Thee the soft nations round the warm Levant
Palanta call, the French of course Polante;
E’en in thy native regions how I blush
To hear the Pennsylvanians call thee Mush!
On Hudson’s banks, while men of Belgic spawn
Insult and eat thee by the name suppawn.
All spurious appellations; void of truth:
I’ve better known thee from my earliest youth,
Thy name is Hasty-Pudding!
The Hasty-Pudding, Joel Barlow, 1793
Italy didn’t have corn, of course, until Columbus brought it back from the Americas. While the habit of eating fresh corn never really caught on among Italians, cooking the ground dried kernels did. Generations of Italian peasants survived on polenta. I once interviewed an American woman whose father had grown up in the Veneto. His family ate polenta three times a day. On good days, a few pieces of salami or cheese might accompany the porridge.
Polenta is filling, comforting, and versatile.

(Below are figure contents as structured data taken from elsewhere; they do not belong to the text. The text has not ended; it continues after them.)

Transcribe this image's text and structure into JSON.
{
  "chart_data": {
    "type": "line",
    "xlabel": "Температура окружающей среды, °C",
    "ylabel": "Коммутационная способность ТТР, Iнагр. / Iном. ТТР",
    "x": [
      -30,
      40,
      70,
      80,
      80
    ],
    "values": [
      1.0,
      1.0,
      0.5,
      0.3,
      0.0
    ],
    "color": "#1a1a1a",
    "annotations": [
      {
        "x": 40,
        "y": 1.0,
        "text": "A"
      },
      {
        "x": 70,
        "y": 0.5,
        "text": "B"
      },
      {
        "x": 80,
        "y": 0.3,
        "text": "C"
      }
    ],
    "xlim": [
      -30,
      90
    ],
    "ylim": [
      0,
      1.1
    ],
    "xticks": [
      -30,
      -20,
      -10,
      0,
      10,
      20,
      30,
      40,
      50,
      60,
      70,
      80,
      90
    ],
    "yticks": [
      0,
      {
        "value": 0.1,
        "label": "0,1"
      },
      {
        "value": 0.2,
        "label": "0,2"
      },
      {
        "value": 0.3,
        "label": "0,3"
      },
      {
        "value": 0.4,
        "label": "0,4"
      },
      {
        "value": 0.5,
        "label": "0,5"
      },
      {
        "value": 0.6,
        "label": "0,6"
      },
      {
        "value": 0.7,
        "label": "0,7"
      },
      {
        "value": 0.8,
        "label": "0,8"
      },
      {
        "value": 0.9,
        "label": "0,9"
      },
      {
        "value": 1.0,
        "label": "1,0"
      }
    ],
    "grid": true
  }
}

A soft polenta like the recipe that follows is tasty when accompanied with a pasta sauce. (In fact, polenta is a fine option for those with gluten intolerance.) This sauce is called arrabiata or “angry” sauce because of the tiny amount of hot red pepper. For a simple supper, pair this dish with a salad.

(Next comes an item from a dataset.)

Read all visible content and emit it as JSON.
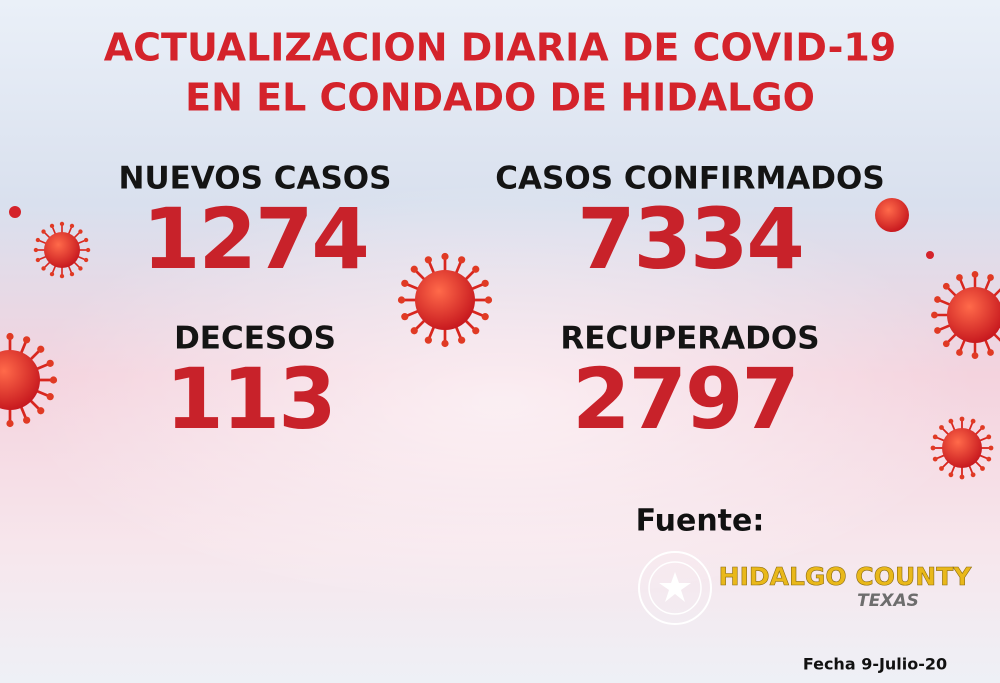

1 cup cornmeal (preferably stone-ground)
2 to 2 1/2 cups reduced-sodium chicken broth
1/2 cup (2 ounces) shredded provolone cheese
1/4 teaspoon salt
Arrabiata Sauce (recipe follows)
1/4 cup (1 ounce) grated Parmesan cheese
In a saucepan, whisk together the cornmeal and 2 cups broth. Cook, whisking constantly, over medium-high heat, for about 3 minutes, or until boiling. Reduce the heat to low. Cook, whisking frequently, for about 3 minutes, or until thick. Remove from the heat. Stir in the remaining broth for a looser polenta. Stir in the cheese and salt.
Serve in pasta bowls topped with Arrabiata sauce and Parmesan.
1 tablespoon olive oil
4 ounces pancetta or prosciutto, cut into slivers
2 cloves garlic, minced
1 can (14 1/2 ounces) diced or crushed tomatoes, with juice
3/4 teaspoon crushed red pepper
1/8 teaspoon salt
2 tablespoons minced parsley
In a medium skillet, warm the oil and pancetta or prosciutto over medium-low heat. Cook, stirring occasionally, for about 8 minutes or until any fat is melted. Add the garlic. Cook for about 30 seconds or until fragrant. Add the tomatoes, red pepper, and salt.
Increase the heat to medium. Cover and cook for about 5 minutes, or until softened. Crush some of the tomato chunks with the back of a spoon. Stir in the parsley.